『三億円事件の際に公開された犯人のモンタージュ写真』

1968年12月10日は、日本犯罪史上最もキャッチーで話題を呼んだ未解決事件『三億円事件』の発生した日である。
東京芝浦電気(現東芝)の従業員に支払われるボーナス用の現金2億9,430万7,500円を運搬していた現金輸送車が、偽の白バイ警官によって窃盗された。

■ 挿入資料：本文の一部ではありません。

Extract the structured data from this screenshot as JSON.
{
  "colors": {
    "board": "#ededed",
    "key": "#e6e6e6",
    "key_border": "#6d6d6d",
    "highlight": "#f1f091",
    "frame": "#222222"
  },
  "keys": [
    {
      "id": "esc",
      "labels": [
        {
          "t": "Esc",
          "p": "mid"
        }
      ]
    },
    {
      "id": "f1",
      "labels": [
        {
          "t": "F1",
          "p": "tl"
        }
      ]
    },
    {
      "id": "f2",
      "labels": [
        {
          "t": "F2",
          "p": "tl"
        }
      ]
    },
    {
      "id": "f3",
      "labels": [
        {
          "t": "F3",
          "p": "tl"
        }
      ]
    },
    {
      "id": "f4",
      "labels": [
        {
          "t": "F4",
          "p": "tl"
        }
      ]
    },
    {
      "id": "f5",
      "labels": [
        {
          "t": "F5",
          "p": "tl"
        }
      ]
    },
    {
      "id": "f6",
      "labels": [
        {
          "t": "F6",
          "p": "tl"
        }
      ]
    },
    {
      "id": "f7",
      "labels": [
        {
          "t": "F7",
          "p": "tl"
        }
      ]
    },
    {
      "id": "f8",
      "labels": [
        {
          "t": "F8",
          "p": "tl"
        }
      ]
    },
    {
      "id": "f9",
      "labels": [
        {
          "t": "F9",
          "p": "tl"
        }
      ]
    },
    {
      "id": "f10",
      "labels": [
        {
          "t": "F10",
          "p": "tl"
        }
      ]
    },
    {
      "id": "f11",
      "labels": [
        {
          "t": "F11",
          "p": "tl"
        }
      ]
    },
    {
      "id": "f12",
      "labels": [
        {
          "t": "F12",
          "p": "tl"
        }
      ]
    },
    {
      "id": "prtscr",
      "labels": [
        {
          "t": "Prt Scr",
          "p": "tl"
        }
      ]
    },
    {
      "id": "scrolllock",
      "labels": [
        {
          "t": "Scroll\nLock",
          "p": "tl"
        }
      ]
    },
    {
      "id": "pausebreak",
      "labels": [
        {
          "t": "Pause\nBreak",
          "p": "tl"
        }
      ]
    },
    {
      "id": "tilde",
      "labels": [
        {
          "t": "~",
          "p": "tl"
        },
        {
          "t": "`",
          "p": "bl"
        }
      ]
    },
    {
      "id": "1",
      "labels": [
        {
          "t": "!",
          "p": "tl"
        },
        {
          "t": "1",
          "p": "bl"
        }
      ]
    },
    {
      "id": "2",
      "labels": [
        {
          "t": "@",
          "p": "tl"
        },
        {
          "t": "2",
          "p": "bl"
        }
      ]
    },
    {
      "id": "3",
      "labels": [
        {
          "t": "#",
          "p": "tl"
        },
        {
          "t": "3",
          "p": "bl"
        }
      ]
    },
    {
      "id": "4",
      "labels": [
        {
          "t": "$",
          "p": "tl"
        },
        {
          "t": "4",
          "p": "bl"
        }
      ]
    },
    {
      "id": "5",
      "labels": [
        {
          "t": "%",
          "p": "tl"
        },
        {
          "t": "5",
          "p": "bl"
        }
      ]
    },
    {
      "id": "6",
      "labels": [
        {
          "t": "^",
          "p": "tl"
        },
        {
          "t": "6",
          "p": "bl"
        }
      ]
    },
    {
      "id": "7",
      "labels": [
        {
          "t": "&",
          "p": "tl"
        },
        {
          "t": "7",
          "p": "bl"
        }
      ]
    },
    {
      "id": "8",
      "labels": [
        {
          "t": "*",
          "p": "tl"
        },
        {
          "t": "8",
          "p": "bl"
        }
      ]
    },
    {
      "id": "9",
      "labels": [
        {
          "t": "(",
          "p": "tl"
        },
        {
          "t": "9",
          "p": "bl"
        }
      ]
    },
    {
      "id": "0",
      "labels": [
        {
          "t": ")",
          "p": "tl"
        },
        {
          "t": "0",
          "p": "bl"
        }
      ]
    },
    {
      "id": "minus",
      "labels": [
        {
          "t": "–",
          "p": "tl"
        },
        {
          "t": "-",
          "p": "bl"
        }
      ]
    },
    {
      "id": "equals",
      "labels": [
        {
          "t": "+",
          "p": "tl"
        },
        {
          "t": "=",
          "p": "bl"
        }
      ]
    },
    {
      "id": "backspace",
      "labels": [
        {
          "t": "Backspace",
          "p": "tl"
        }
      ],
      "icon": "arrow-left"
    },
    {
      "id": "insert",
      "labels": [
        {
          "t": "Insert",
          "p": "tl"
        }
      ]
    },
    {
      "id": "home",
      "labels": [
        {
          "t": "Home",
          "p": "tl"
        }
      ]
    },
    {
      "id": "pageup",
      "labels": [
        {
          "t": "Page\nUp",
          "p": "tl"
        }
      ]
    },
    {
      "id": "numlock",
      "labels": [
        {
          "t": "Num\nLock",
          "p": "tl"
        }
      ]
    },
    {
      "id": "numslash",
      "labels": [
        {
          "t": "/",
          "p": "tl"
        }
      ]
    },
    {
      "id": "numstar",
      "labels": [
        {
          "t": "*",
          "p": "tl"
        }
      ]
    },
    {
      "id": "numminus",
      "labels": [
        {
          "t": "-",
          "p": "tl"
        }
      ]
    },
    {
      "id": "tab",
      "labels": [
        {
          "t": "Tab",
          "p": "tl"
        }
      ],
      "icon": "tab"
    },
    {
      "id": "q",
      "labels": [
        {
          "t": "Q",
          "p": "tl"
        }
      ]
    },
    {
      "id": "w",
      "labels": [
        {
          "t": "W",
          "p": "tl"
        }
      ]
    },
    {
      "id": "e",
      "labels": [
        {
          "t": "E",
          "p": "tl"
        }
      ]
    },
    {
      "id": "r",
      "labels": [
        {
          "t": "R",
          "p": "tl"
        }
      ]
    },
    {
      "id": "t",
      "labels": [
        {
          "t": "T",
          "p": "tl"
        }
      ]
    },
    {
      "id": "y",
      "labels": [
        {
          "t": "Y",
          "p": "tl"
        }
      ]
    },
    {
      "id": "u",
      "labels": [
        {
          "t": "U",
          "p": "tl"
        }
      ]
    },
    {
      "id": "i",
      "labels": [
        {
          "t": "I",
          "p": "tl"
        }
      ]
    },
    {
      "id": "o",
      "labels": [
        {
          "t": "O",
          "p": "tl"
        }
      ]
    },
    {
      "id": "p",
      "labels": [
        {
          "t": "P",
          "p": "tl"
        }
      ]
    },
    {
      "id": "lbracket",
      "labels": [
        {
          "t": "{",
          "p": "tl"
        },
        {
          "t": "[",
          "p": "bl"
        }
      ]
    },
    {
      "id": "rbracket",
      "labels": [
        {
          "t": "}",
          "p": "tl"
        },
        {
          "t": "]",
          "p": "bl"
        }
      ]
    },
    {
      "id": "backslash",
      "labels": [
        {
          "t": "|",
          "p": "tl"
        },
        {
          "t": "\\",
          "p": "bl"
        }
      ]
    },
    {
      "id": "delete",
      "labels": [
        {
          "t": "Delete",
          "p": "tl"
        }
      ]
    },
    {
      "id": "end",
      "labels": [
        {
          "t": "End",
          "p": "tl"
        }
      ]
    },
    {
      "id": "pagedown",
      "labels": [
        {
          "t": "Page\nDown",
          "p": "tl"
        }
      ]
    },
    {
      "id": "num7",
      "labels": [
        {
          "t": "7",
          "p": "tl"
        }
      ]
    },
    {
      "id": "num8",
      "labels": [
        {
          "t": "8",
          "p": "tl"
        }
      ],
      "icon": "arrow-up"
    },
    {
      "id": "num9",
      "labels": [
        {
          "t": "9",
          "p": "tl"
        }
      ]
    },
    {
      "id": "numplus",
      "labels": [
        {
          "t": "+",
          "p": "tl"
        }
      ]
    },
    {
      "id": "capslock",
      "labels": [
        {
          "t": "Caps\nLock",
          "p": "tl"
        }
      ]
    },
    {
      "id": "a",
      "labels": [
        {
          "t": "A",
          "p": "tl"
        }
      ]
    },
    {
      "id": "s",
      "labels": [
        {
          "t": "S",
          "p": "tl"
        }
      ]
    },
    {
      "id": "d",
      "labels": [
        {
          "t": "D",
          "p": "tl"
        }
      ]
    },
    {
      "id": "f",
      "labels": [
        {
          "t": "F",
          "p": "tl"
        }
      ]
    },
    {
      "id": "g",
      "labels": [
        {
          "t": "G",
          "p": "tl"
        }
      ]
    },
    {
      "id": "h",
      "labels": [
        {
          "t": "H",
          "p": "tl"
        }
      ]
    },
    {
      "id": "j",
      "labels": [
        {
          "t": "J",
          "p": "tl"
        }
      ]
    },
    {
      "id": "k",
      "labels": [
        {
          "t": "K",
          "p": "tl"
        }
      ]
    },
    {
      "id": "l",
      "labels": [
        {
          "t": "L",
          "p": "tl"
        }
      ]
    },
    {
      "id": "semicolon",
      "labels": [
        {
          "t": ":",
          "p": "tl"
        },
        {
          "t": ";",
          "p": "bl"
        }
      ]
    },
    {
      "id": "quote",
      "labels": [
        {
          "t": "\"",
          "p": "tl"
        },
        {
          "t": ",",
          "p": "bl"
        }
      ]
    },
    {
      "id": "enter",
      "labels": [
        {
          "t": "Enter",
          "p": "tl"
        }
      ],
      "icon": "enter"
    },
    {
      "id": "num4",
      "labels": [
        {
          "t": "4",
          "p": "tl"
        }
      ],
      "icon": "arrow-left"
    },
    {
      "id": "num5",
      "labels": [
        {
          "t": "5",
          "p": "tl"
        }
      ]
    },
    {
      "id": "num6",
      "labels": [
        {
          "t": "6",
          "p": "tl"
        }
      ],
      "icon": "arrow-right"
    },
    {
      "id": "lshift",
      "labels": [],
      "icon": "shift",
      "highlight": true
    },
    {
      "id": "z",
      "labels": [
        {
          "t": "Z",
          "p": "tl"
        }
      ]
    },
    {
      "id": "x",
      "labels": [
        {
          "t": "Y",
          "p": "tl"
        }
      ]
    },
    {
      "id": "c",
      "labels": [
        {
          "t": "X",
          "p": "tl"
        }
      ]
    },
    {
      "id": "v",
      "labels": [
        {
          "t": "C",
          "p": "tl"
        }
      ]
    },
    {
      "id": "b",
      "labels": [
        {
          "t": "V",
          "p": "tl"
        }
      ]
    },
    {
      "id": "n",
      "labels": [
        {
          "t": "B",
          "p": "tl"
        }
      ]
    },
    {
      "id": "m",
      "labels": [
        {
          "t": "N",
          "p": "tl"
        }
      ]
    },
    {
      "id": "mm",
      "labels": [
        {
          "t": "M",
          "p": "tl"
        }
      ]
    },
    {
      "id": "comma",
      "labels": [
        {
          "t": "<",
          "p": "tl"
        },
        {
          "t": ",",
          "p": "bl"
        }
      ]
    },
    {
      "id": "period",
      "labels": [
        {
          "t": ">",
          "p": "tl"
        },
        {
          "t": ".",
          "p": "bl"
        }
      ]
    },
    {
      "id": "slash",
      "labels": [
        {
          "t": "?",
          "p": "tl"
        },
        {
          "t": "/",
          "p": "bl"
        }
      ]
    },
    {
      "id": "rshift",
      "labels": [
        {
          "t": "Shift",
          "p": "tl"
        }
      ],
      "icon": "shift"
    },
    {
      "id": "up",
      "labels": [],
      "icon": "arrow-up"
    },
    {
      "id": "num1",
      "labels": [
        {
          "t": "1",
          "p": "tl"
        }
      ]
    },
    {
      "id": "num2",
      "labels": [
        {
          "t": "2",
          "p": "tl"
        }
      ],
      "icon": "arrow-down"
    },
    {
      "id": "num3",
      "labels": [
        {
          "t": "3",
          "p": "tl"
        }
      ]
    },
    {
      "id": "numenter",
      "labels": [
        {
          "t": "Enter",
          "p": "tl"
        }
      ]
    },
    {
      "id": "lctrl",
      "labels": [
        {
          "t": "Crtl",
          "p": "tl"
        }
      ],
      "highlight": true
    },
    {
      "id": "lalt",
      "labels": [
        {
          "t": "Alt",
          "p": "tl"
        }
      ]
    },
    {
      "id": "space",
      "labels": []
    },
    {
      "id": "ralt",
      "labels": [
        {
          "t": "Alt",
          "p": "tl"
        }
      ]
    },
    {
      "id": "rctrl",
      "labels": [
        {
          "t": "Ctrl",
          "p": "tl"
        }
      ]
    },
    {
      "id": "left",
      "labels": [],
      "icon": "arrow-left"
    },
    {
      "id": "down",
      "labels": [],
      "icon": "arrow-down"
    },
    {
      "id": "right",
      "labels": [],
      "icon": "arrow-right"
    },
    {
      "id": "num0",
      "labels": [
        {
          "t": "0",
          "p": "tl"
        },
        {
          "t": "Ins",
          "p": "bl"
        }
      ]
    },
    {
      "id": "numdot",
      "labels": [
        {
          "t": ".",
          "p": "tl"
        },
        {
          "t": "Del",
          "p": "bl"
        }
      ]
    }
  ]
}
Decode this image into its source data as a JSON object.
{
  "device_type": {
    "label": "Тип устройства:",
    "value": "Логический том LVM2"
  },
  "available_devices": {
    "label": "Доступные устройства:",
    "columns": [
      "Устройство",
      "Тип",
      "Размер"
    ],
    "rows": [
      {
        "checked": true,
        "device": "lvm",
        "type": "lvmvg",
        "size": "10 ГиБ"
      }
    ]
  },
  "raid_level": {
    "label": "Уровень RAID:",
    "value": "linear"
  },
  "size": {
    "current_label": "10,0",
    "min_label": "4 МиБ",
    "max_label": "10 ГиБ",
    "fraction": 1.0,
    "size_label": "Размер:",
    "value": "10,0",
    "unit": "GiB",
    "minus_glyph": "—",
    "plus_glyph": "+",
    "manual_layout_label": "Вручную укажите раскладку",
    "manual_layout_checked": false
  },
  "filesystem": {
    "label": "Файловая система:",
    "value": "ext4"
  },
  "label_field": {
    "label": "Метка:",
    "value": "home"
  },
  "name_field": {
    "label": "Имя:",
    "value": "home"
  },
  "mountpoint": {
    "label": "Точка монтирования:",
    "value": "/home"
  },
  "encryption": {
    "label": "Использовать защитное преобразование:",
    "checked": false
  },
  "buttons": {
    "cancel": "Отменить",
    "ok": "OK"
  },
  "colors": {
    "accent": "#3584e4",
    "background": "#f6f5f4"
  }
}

犯人は自らが起こしたとされる12月6日の『日本信託銀行(現三菱UFJ信託銀行)国分寺支店長脅迫事件』を利用し、偽の検問で現金輸送車を強奪するなど、暴力沙汰も一切ない、計画的犯行だった。
犯人の捜査に難航した警察は犯人のモンタージュ写真を公開したが、これは犯人の証言から作成されたものではなく、容疑者の少年の写真をそのまま流用したものであったために、操作は混乱。後に警察は自らが出した写真を犯人像と結びつけないように発表する等、明らかな迷走を露呈した。当事者の少年も5日後に青酸カリで服毒自殺したが、様々な状況証拠から、死後、犯人ではなかったと断定されている。
その後も数多くの容疑者が浮かんでは消えたが、事件は混迷のまま1975年12月10日に時効が成立。
時効成立後に犯行を名乗り出る人物も現われたが、いずれも本人ではなかったと言われている。